Saturday, September 21, 2019

What Now? - Ageism and the benefits of "this stage of life"

Maggie's Family Market by Marcia Muth
“And I find my eighties have been even more fun than my seventies were.”   
— Marcia Muth, folk artist

Greetings fellow “olders:” 

Ashton Applewhite uses that term rather than some of the ones we’ve tried on before such as … “elders,” “crones,” etc., primarily because it is value neutral.

Recently, I started thinking about writing about this stage of life, and it is turning out to be a far more interesting project than I first thought, especially since there is already a lot of literature out there. I am enjoying the positive, growth-oriented approach of Applewhite's This Chair Rocks. She also has an 11-minute TED talk which is a great (and often funny) way to hear her positive take on this time of life … and to understand “ageism” and how it affects our thinking. 

Ashton Applewhite: click here for TEDtalk.
I have to admit, when I started this project, I was thinking more about the downsides of being older, however, reading this book and watching the TED talk reminded me that I’m thoroughly enjoying life right now at the age of 73. Of course, I happen to be healthy, financially secure, and have people and projects in my life that bring me happiness. Not everyone is so fortunate.

Working title for the project is  … 

What Now?

Wisdom about this
sometimes strange,
sometimes heartbreaking,
sometimes magical time of life.
(special thanks to Barbara Gaughen-Muller and Harriet Eckstein 
for their contributions to the title search)
So, in this vein, I would like to ask you two questions:
  1. What benefits have you found to being in “this stage of life?”
  2. How have you experienced “ageism” … being discriminated against or treated as if you can’t or shouldn’t do something because of your age?
You can respond by email - jwycoff at or in the comments section below. Responses will be gathered into the next post (just let me know if you would like your name withheld.) 

All of the posts about this will be on this blog under the category: What Now?

                                  “Never grow up.”
After a full and creative life Marcia Muth, designated a “Living Treasure,” died in Santa Fe in 2014 at age 94. When asked about her secret to creativity and youthful vigor, she said: “Never grow up.”

Click here for more information about her life.

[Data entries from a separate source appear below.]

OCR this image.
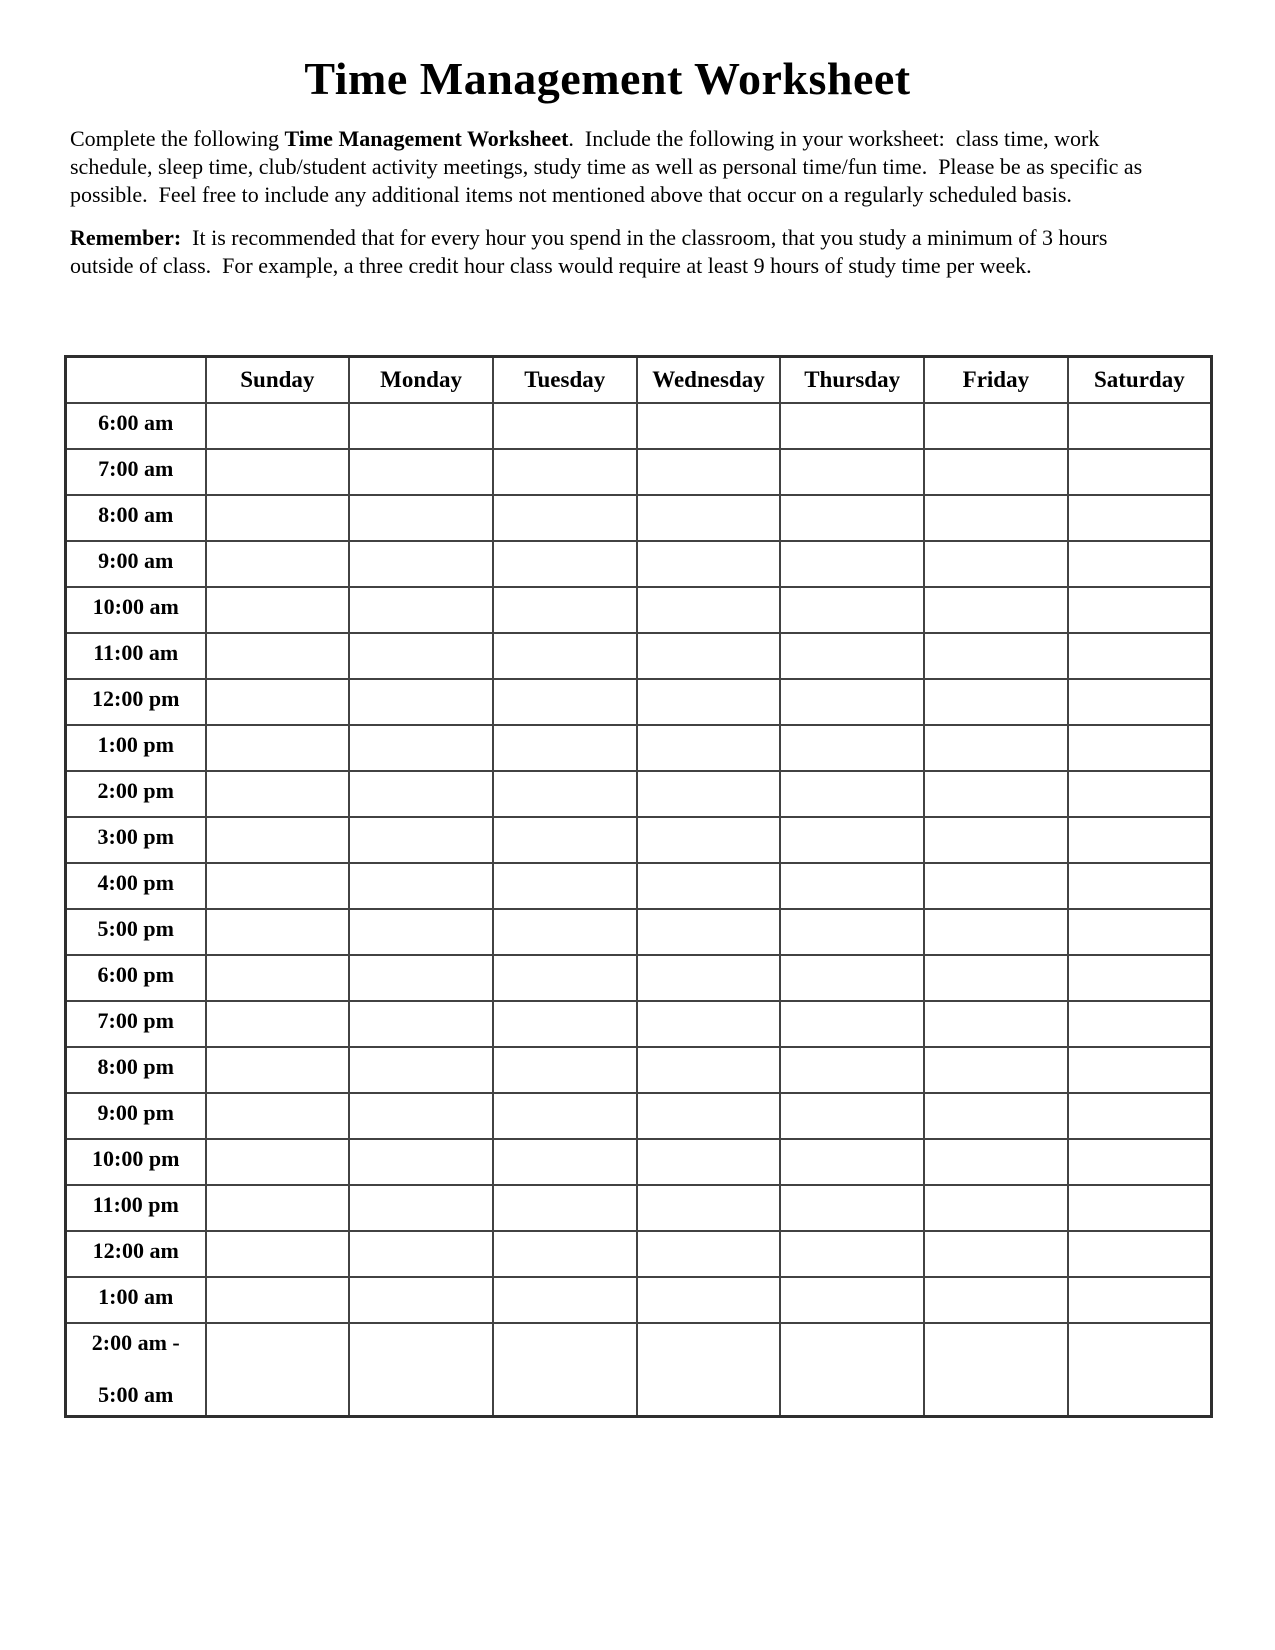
Time Management Worksheet

Complete the following Time Management Worksheet.  Include the following in your worksheet:  class time, work schedule, sleep time, club/student activity meetings, study time as well as personal time/fun time.  Please be as specific as possible.  Feel free to include any additional items not mentioned above that occur on a regularly scheduled basis.

Remember:  It is recommended that for every hour you spend in the classroom, that you study a minimum of 3 hours outside of class.  For example, a three credit hour class would require at least 9 hours of study time per week.

	Sunday	Monday	Tuesday	Wednesday	Thursday	Friday	Saturday
6:00 am							
7:00 am							
8:00 am							
9:00 am							
10:00 am							
11:00 am							
12:00 pm							
1:00 pm							
2:00 pm							
3:00 pm							
4:00 pm							
5:00 pm							
6:00 pm							
7:00 pm							
8:00 pm							
9:00 pm							
10:00 pm							
11:00 pm							
12:00 am							
1:00 am							

2:00 am -
5:00 am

  1. 1. Benefit: Coming to terms with my own mortality gives me a resolve and focus like never before. If I want to leave a legacy, I had better get to it NOW! Also, I care less what people think of me. This is liberating.

    2. The only “ageism” I have experienced is that of invisibility, which surprisingly gives me permission to be more visible.

    I look forward to seeing where this project leads you, Joyce.